Jibril Gude: “Why am I in America because everything is like crazy. Foods are not okay. Weather is a challenge. And it was snowing.”

But soon the boys were enrolled in school, learning English, playing soccer. Now at age 21 they are about to graduate high school. And Jibril and Marco are among 44 recipients of the Governor’s Scholarship for Foster Youth to help them go to college.  

Ann Ramsay-Jenkins: “It’s like Christmas.”

Ann Ramsay-Jenkins is vice chair of the College Success Foundation – the organization that awards the Governor’s Scholarships to foster youth.

Ann Ramsay-Jenkins: “My greatest hope is that of course that they do well and they continue with their education and graduate with their hope a better future.”

But if these 44 scholarship recipients represent foster care success stories, the flip side is bleak. According to the College Success Foundation, only thirty percent of Washington foster youth graduate from high school. And nationally a mere three percent of foster kids go on to college.

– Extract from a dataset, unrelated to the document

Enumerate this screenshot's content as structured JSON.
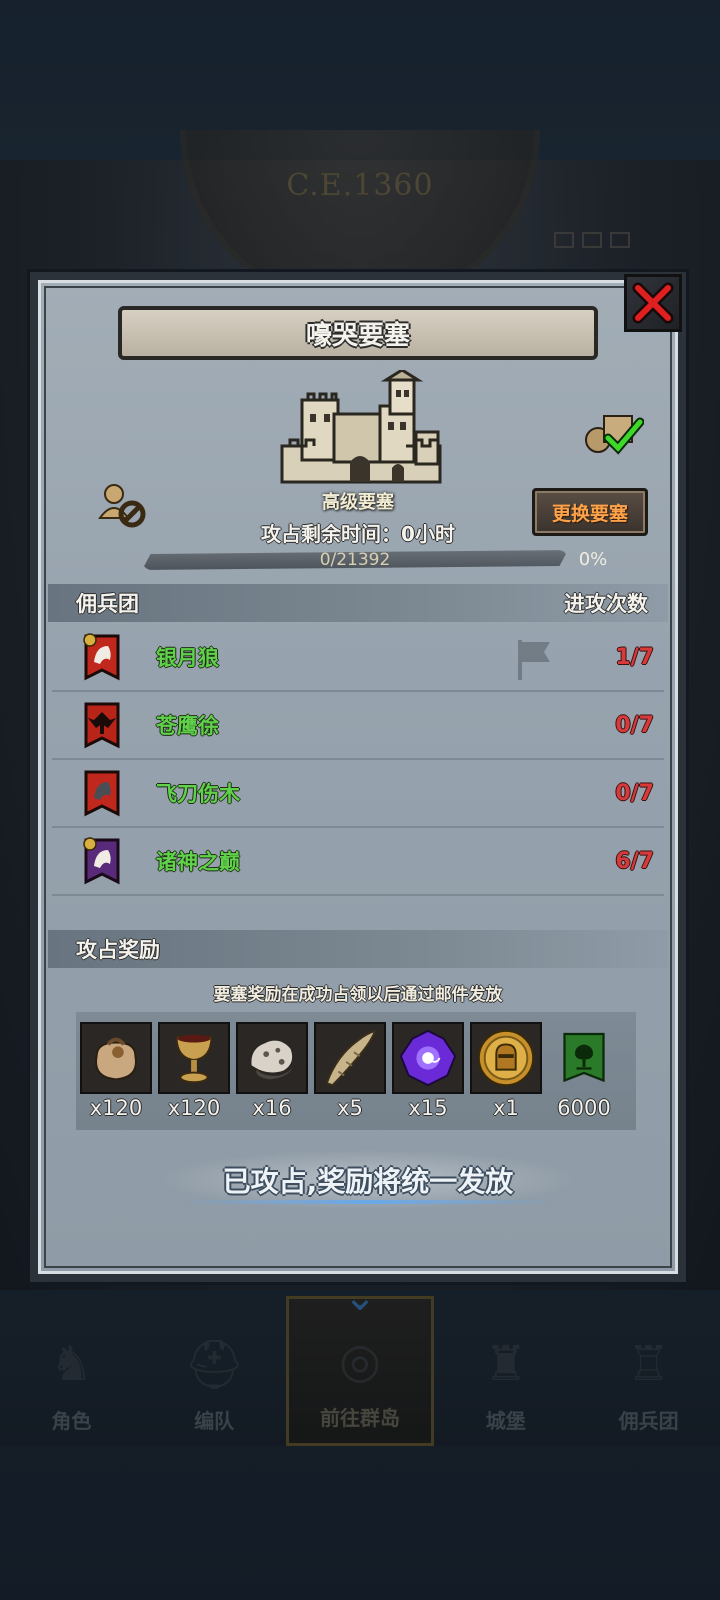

Jim Theofelis is with the Mockingbird Society, a foster youth advocacy group. He says these staggering statistics are a direct result of the chaos in so many foster kids’ lives.

Jim Theofelis: “There is no question that the thirty percent graduation rate is in my mind a dismal failure and that we absolutely have to find ways to get that number up.”

Even for foster kids who go onto college, the odds are not good. Nationally most drop out before getting their degree.

Of the 220 Washington Governor’s Scholarship recipients since 2001 – only 21 have graduated college. Those numbers are improving.

Lost Boys Marko and Jibril vow they won’t drop out. Marko explains they have no future if they return to Sudan – although they do want to visit. Plus their family members back home are counting on them to eventually send money back.

Marko Kila: “If you drop out from school you’re not going to do anything. And people back there they think that you are here and you better do something good for them also and for yourself.”

Both of these young men have big plans. Marko wants to become an immigration officer. Jibril plans to become a physical therapist.

They will start their college career at Centralia  Community College. But both hope to transition to a four-year university down the road. A future not even contemplated in the violence and chaos of their childhood.